Museo Archeologico di Taranto (MarTa) e medioevo

Taranto, come tutte le altre città pugliesi, ha beni archeologici e urbanistici medievali, da decenni ignorati, vituperati, segregati, espunti, a volte distrutti, da una soprintendenza forse troppo zeppa di archeologi classici a loro volta forse troppo attenti a facili pubblicazioni utili ad ascendere ministeriali carriere.
Eva Degl'Innocenti

La nuova direttrice del MarTa, Eva Degl'Innocenti, ha il difficile compito - dato il contesto - di far conoscere ai tarantini la propria storia ed insegnare loro che la nostra città non è finita in un buco nero spaziale dopo l'età greca per ritornare oggi, ma ha attraversato i secoli vestendone le vestigia.

Ha da subito una buona occasione: instaurare un rapporto con il Comune per il museo cittadino tarantino già progettato, praticamente pronto per l'allestimento al palazzo Pantaleo. Un progetto costato quattrini pubblici e stranamente (neppure tanto, a leggere sopra), finito nel dimenticatoio.

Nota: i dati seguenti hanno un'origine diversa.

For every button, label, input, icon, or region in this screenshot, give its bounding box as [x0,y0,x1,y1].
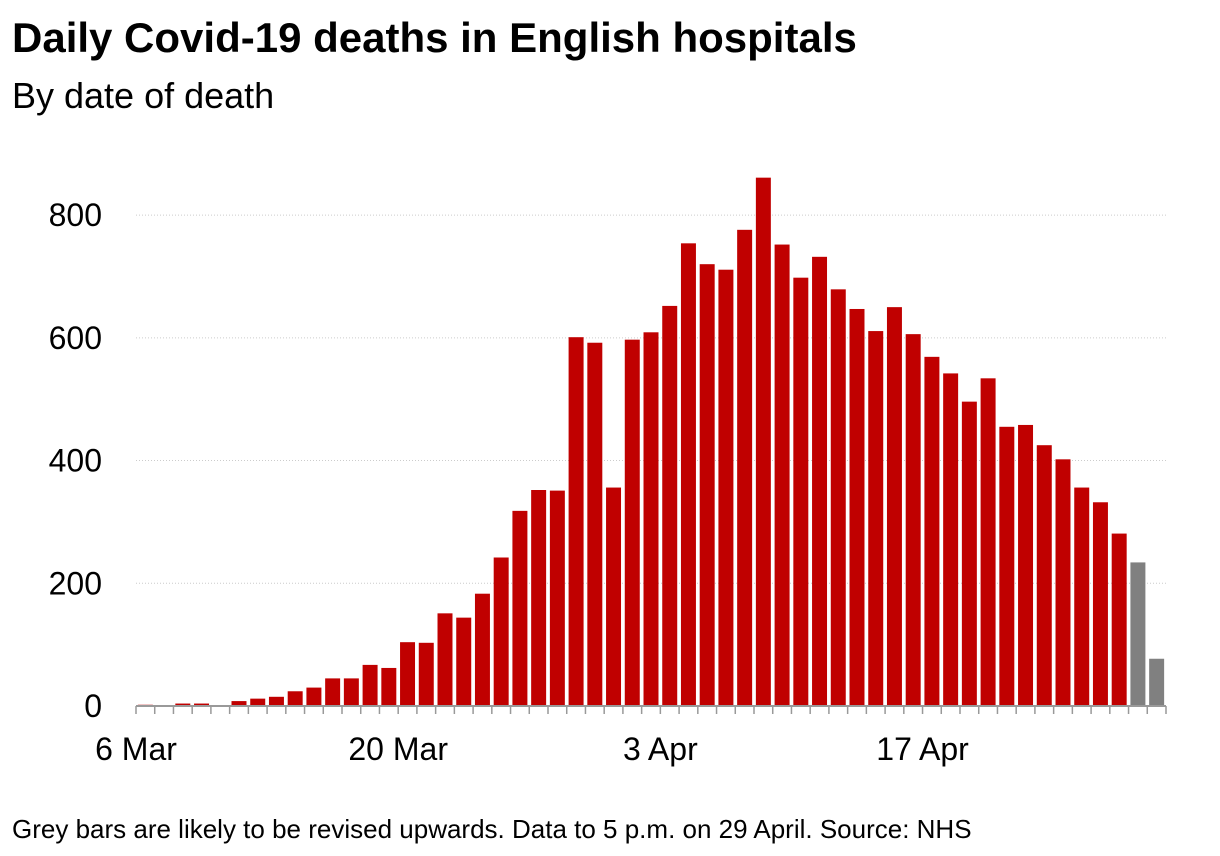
x-axis-labels: 6 Mar 20 Mar 3 Apr 17 Apr [95,731,969,767]
bar-3 [194,703,210,706]
bar-52 [1111,533,1127,706]
bar-30 [699,264,715,706]
y-tick-label-600: 600 [49,320,102,356]
bar-43 [943,373,959,706]
bar-22 [549,490,565,706]
bar-36 [812,256,828,706]
bar-42 [924,356,940,706]
bar-44 [961,401,977,706]
bars [137,177,1165,707]
bar-38 [849,308,865,706]
bar-10 [325,678,341,706]
bar-37 [830,289,846,706]
bar-16 [437,613,453,706]
bar-5 [231,701,247,706]
bar-23 [568,337,584,706]
x-tick-label-42: 17 Apr [876,731,969,767]
bar-33 [755,177,771,706]
bar-51 [1092,502,1108,706]
bar-35 [793,277,809,706]
bar-21 [531,490,547,706]
y-tick-label-0: 0 [84,688,102,724]
bar-7 [268,696,284,706]
y-tick-label-800: 800 [49,197,102,233]
bar-8 [287,691,303,706]
bar-13 [381,667,397,706]
y-tick-label-200: 200 [49,565,102,601]
bar-25 [606,487,622,706]
bar-31 [718,269,734,706]
y-axis-labels: 0 200 400 600 800 [49,197,102,724]
y-tick-label-400: 400 [49,443,102,479]
bar-47 [1018,424,1034,706]
chart-title: Daily Covid-19 deaths in English hospita… [12,14,857,61]
bar-14 [400,642,416,706]
bar-32 [737,229,753,706]
bar-28 [662,305,678,706]
x-tick-label-28: 3 Apr [623,731,698,767]
bar-12 [362,664,378,706]
bar-27 [643,332,659,706]
bar-18 [474,593,490,706]
bar-26 [624,339,640,706]
bar-17 [456,617,472,706]
x-tick-label-0: 6 Mar [95,731,177,767]
bar-19 [493,557,509,706]
bar-20 [512,510,528,706]
x-axis [135,705,1167,714]
bar-54 [1149,658,1165,706]
bar-45 [980,378,996,706]
bar-50 [1074,487,1090,706]
bar-53 [1130,562,1146,706]
bar-24 [587,342,603,706]
bar-40 [886,307,902,706]
bar-11 [343,678,359,706]
bar-29 [680,243,696,706]
bar-39 [868,331,884,706]
bar-2 [175,703,191,706]
bar-41 [905,334,921,706]
bar-6 [250,698,266,706]
bar-9 [306,687,322,706]
x-tick-label-14: 20 Mar [348,731,448,767]
bar-46 [999,426,1015,706]
bar-34 [774,244,790,707]
bar-15 [418,642,434,706]
chart-subtitle: By date of death [12,75,275,116]
footnote: Grey bars are likely to be revised upwar… [12,814,972,844]
bar-chart: 0 200 400 600 800 6 Mar 20 Mar 3 Apr 17 Apr [49,177,1167,767]
bar-48 [1036,445,1052,706]
bar-49 [1055,459,1071,706]
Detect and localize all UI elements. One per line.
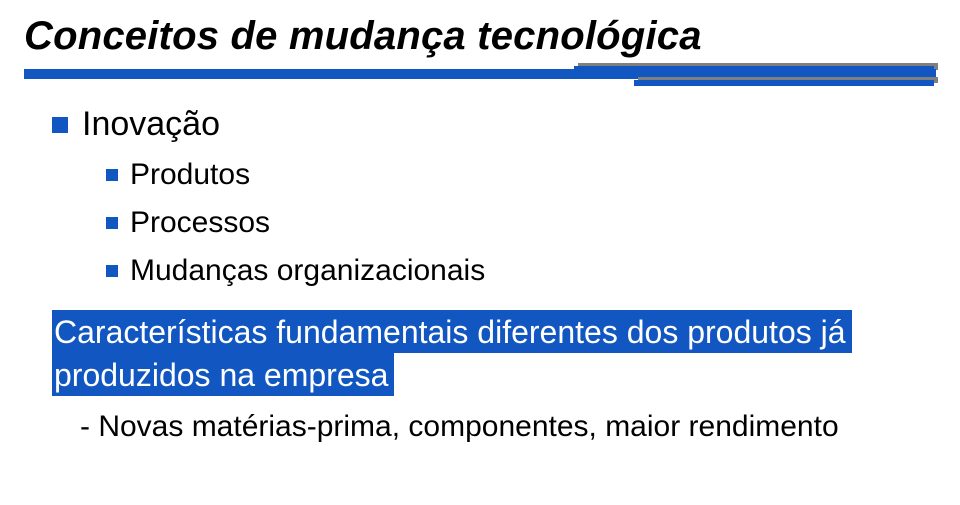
bullet-level2: Produtos <box>106 158 936 192</box>
highlight-block: Características fundamentais diferentes … <box>52 310 936 396</box>
highlight-line: produzidos na empresa <box>52 353 394 396</box>
square-bullet-icon <box>106 265 118 277</box>
highlight-line: Características fundamentais diferentes … <box>52 310 852 353</box>
slide-body: Inovação Produtos Processos Mudanças org… <box>24 105 936 444</box>
bullet-level2-label: Produtos <box>130 158 250 192</box>
square-bullet-icon <box>106 217 118 229</box>
bullet-level2: Processos <box>106 206 936 240</box>
rule-decor-bar-2 <box>634 80 934 86</box>
bullet-level1-label: Inovação <box>82 105 220 144</box>
bullet-level1: Inovação <box>52 105 936 144</box>
title-rule <box>24 69 936 93</box>
bullet-level2-label: Processos <box>130 206 270 240</box>
square-bullet-icon <box>106 169 118 181</box>
sub-point: - Novas matérias-prima, componentes, mai… <box>80 410 936 444</box>
slide: Conceitos de mudança tecnológica Inovaçã… <box>0 0 960 505</box>
slide-title: Conceitos de mudança tecnológica <box>24 14 936 59</box>
bullet-level2: Mudanças organizacionais <box>106 254 936 288</box>
bullet-level2-label: Mudanças organizacionais <box>130 254 485 288</box>
square-bullet-icon <box>52 117 68 133</box>
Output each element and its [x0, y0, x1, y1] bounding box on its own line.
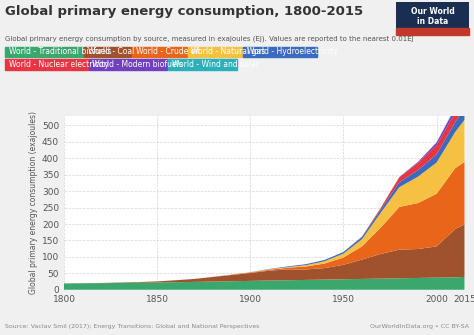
Text: World - Traditional biofuels: World - Traditional biofuels	[9, 48, 111, 56]
Text: Source: Vaclav Smil (2017); Energy Transitions: Global and National Perspectives: Source: Vaclav Smil (2017); Energy Trans…	[5, 324, 259, 329]
Text: World - Natural gas: World - Natural gas	[191, 48, 266, 56]
Y-axis label: Global primary energy consumption (exajoules): Global primary energy consumption (exajo…	[29, 111, 38, 294]
Text: World - Hydroelectricity: World - Hydroelectricity	[247, 48, 337, 56]
Text: OurWorldInData.org • CC BY-SA: OurWorldInData.org • CC BY-SA	[370, 324, 469, 329]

Se la nuova direttrice riuscirà nell'impresa di far aprire finalmente il museo civico, magari mettendolo in rete con il Museo archeologico nazionale, il castello normanno-aragonese, il museo diocesano ed il percorso degli ipogei (gran parte medievali), Taranto può finalmente rientrare a pieno titolo nella storia pugliese, ed attivare un circuito economico e turistico alla pari con esperienze quali Bari, Troia, Oria, Castro, Otranto ecc, che del Medioevo hanno tratto motivi distintivi, identitari ed occupazionali, persino. Conosco il museo del Medioevo parigino, che ho visitato qualche anno fa, di cui la neo direttrice ha curato aspetti essenziali. Ad Eva auguro di cuore un buon lavoro nella mia città.